Los migrantes que vivían en la nave explicaban que la llegada de Albiol al poder fue un punto de inflexión. Los controles policiales en los aledaños para pedir papeles se convirtieron en habituales. Buena parte de los ocupantes se marcharon después de la visita veraniega del alcalde, temerosos de que les expulsaran del país al identificarlos sin los papeles en regla. Los que se quedaron se organizaron para responder a las acusaciones “inventadas” del alcalde y algunos vecinos. El mismo miércoles, pocos minutos antes de que se declarara el incendio, una patrulla de la Guardia Urbana y la Policía Nacional se había acercado al recinto para hacer un control de documentación.
“Albiol cambió el tratamiento social del asentamiento por un tratamiento policial”, explicaba Dolors Sabaté, exalcaldesa de la ciudad hasta junio de 2018. Según Sabaté, su equipo colaboró con la Cruz Roja para censar a los ocupantes y les asistió para intentar empadronarse. También se encontró una alternativa habitacional para una familia con menores que residía en la nave y se fomentaron trabajos de “autogestión comunitaria” para que los residentes se organizaran y designaran distintos turnos para hacer tareas. “Sabíamos que era un asentamiento con sus complejidades, pero en ningún momento hubo conflictividad”, remachaba la antigua alcaldesa de la ciudad, que accedió a la vara de mando en 2015 liderando una coalición de distintas fuerzas de izquierda.

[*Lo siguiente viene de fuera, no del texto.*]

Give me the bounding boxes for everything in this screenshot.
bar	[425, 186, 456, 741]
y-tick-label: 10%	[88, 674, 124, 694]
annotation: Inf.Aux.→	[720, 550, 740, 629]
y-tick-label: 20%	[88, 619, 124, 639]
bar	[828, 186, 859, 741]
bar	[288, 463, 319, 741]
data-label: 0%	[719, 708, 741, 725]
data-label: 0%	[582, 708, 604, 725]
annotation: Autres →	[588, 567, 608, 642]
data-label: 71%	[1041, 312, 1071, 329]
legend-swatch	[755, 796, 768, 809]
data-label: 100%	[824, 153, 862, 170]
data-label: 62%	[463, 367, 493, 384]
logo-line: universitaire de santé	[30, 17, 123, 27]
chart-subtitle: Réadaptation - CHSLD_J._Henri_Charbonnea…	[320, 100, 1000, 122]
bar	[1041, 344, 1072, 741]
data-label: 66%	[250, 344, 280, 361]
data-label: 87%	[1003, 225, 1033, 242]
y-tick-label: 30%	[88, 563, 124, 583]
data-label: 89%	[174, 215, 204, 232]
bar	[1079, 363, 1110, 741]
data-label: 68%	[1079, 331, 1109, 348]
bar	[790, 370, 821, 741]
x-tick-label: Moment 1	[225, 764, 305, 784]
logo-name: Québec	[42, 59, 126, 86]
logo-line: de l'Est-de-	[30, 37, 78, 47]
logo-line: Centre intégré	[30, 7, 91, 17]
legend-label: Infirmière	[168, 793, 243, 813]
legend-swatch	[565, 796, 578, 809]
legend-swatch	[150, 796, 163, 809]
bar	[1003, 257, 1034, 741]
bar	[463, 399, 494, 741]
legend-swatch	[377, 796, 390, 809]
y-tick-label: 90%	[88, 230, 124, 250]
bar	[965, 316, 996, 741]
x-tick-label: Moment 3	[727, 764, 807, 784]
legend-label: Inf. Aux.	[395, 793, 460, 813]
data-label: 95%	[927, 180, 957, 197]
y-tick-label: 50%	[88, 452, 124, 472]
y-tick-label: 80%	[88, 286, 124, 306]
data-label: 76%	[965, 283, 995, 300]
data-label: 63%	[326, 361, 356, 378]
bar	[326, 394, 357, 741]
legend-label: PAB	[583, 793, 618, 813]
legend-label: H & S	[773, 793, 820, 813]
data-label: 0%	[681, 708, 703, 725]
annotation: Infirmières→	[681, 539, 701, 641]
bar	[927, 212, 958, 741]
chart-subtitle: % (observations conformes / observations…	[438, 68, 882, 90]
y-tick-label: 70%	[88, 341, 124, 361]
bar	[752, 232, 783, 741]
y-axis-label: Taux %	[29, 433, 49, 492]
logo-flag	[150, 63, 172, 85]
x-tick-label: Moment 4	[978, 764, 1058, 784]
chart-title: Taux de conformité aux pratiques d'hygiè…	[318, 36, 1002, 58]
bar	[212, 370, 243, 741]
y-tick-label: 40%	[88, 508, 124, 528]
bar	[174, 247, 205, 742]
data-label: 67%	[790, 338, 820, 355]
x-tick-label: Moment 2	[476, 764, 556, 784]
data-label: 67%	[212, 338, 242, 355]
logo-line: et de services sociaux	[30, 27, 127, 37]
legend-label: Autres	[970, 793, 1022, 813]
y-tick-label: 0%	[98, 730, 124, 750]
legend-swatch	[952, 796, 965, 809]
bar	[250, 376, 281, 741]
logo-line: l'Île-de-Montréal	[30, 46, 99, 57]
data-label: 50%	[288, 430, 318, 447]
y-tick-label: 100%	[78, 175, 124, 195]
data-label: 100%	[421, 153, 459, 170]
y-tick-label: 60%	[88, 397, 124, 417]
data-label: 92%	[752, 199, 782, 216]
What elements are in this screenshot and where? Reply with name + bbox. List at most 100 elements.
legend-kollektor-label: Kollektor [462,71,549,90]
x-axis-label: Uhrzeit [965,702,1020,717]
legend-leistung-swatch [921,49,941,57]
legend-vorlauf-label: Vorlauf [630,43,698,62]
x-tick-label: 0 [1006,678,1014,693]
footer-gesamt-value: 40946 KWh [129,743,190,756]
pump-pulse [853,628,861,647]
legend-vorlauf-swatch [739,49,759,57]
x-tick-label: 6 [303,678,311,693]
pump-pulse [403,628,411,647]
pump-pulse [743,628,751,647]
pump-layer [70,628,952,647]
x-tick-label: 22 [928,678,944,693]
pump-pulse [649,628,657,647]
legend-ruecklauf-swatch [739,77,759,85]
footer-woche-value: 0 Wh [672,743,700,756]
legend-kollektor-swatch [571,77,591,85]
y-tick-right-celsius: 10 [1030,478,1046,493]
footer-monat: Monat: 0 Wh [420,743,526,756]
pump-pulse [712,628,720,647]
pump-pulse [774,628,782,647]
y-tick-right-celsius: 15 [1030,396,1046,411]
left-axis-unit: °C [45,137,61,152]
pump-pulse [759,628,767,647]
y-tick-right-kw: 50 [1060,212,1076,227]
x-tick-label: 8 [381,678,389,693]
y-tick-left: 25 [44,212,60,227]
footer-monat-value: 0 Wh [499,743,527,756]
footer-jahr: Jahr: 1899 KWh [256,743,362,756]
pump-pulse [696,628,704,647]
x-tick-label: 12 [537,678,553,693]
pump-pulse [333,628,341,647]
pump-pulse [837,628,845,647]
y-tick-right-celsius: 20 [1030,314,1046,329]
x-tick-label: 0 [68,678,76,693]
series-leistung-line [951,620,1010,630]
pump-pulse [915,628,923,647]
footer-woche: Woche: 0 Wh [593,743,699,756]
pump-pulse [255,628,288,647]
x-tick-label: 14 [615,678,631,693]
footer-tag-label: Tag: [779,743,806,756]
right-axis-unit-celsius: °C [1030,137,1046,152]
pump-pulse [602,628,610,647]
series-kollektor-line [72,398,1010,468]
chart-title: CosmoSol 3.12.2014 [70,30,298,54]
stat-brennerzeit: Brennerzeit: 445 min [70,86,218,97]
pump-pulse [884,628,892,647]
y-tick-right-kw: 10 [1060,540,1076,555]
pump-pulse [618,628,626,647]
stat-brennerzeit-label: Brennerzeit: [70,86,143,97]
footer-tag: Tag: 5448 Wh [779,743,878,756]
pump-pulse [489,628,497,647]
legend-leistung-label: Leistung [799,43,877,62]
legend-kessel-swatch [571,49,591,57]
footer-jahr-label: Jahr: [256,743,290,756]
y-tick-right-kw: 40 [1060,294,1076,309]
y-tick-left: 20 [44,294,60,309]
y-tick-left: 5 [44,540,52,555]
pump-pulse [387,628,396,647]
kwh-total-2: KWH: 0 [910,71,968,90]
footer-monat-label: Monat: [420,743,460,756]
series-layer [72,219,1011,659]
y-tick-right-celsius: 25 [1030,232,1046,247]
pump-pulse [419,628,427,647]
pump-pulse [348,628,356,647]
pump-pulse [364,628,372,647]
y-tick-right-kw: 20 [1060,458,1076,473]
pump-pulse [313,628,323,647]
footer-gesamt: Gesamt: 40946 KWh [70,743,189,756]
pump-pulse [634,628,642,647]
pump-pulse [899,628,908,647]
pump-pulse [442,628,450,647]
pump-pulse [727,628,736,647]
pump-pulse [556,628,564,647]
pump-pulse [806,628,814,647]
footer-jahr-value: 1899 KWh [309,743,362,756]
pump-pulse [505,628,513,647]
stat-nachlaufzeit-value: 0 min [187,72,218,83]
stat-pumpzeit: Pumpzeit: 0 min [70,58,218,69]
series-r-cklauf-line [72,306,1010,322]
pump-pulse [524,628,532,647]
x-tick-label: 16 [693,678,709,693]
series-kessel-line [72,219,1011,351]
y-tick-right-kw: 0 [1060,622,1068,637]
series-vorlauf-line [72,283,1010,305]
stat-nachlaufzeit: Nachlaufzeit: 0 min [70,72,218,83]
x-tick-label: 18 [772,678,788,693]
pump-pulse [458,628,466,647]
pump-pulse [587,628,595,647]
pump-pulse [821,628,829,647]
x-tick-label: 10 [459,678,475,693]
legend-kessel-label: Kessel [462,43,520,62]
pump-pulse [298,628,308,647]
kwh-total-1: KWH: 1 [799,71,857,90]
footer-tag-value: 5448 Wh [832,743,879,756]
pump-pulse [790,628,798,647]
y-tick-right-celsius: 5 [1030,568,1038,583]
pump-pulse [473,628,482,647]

Ricard Vilaregut ejerció de mediador con los residentes de la nave entre 2015 y 2018 y opina de manera similar. “La situación era indigna, pero dentro de la indignidad estaba controlada”, señalaba en conversación telefónica. Este mediador, que estuvo en varias ocasiones dentro de la nave, explicaba que entonces vivían unas 60 personas a lo sumo y contaban con normas bastante estrictas. Por ejemplo, no se podía ni entrar ni salir de la nave entre las nueve de la noche y las nueve de la mañana. Recuerda que algunos vecinos estaban en contra, pero también la implicación de las asociaciones vecinales a la hora de ayudar a los migrantes.
Sabaté denuncia que durante la noche del miércoles la atención a los que escaparon del fuego fue en un primer momento marcadamente policial, un tratamiento impensable para cualquier superviviente de una tragedia de este tipo. “Hasta las tres horas no les atendieron debidamente los servicios sociales”, aseguraba la antigua alcaldesa. Seydou, tras escapar de las llamas, también se sorprendió al ver a tanta policía. “Parecía que estábamos en guerra cuando el problema era un incendio donde estaban muriendo amigos nuestros”, afirmaba.
Tanto los afectados como los representantes públicos entrevistados -con la excepción de Albiol- coincidían en resaltar que el problema de esta nave no era de drogas ni de peleas, sino de pobreza y de falta de papeles. La pandemia, que se ceba siempre con los más débiles, lo empeoró todo. “Cuando vi el fuego ayer lo tuve claro”, remachaba Vilaregut. “Rápidamente pensé en el frío que hacía y en las dificultades que tienen actualmente estas personas para conseguir comida y dinero”.